Manchmal hat der Morgennebel auch seinen ganz besonderen Reiz
Hilfsbereitschaft ist ansteckend. Mehrfach haben mir Menschen ohne Zögern geholfen und dann kommt es einem gerade recht, wenn man einmal etwas zurückgeben kann. Auf freier Strecke fast direkt am Straßenrand sitzen Shane und seine drei halbwüchsigen Kinder bei einer Pause auf ihrer Radtour. Nach dem üblichen Woher und Wohin, auch die übliche Frage, ob alles in Ordnung ist. Es ist aber nicht alles in Ordnung. An Shane’s Hinterrad sind zwei Speichen gerissen. Damit kann man nicht lange fahren und nach kurzer Überlegung biete ich zwei meiner Ersatzspeichen (die ich bei diesem Rad sein 50.000km noch nie benötigt habe) an. Shane ist gut ausgerüstet und technisch versiert und schnell sind die beiden Speichen um 2mm gekürzt eingesetzt und die Fahrt kann weitergehen. An der nächsten Raststätte treffe ich die Familie wieder und Shane lässt es sich trotz meines Widerstandes nicht nehmen, meine Rechnung mit den Worten zu bezahlen, dass es die billigste Fahrradreparatur war, die er je gehabt hat.

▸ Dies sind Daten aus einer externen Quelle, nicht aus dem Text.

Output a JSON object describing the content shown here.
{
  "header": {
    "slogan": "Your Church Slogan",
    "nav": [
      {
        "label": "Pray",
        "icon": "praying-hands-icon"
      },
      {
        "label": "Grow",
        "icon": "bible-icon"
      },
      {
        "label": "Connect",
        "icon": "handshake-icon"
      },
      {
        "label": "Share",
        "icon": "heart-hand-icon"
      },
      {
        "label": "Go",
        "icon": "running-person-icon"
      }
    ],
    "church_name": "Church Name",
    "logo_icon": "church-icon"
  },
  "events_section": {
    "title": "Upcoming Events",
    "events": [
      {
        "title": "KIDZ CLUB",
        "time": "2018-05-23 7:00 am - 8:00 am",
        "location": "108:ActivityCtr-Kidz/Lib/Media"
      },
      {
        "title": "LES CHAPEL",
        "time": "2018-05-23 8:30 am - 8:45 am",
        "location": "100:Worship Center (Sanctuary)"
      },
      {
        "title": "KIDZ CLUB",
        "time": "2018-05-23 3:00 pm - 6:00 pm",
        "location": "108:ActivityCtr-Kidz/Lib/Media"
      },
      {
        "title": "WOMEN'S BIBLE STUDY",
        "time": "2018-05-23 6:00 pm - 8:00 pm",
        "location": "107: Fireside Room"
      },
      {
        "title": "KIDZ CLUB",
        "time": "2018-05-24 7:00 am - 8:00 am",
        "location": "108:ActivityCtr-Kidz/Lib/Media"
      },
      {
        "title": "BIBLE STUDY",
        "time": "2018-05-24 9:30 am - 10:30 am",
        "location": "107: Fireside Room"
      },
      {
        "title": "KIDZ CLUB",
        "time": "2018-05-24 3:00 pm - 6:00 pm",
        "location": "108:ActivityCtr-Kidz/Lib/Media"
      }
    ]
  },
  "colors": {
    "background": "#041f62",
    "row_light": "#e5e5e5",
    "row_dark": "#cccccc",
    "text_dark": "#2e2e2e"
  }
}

Nach einer letzten Übernachtung an einem der vielen langen Sandstrände bei Cape Disapointment verlasse ich Washington State. Der Weg führt über die Astria-Megler-Bridge, die mit knapp sieben Kilometern Länge den Fluss quert. Nicht ganz ohne Bauchgrummeln fahre ich auf die Brücke zu, von der ich gehört hatte, dass die Straße ein Metallgitter ist, kaum Seitenstreifen vorhanden sind und Seitenwind für Radfahrer gefährlich werden. Tatsächlich ist der Straßenbelag aus Beton, die Seitenstreifen und schmal aber noch okay und der Wind schräg von hinten hat geholfen. Ich bin aber der Überzeugung, dass die Brücke von den Fischern mitinitiiert und -finanziert wurde, um Kormorane umzubringen. Noch nie habe ich so viele dieser Vögel überfahren auf einer Straße gesehen.
Wenn man einen Reiseführer über Oregon aufschlägt, dann ist es die Küste, die dort angepriesen wird. Also folge ich weiter dem US-Highway 101, der immer in Küstennähe verläuft. Diese ist dann tatsächlich auch sehr schön und abwechslungsreich: lange Sandstrände, Dünen, Felsen, Klippen vorgelagerte Inseln… Aber: Schöne Küste = viel Tourismus = viel Verkehr. Das Wetter spielt die ersten Tage noch ganz gut mit, zumindest bis in die frühen Nachmittagsstunden ist es sonnig. Dann zog in den letzten Tagen dichter Seenebel auf und von den spektakulärsten Aussichtspunkten war nichts als eine weiße Wand zu sehen.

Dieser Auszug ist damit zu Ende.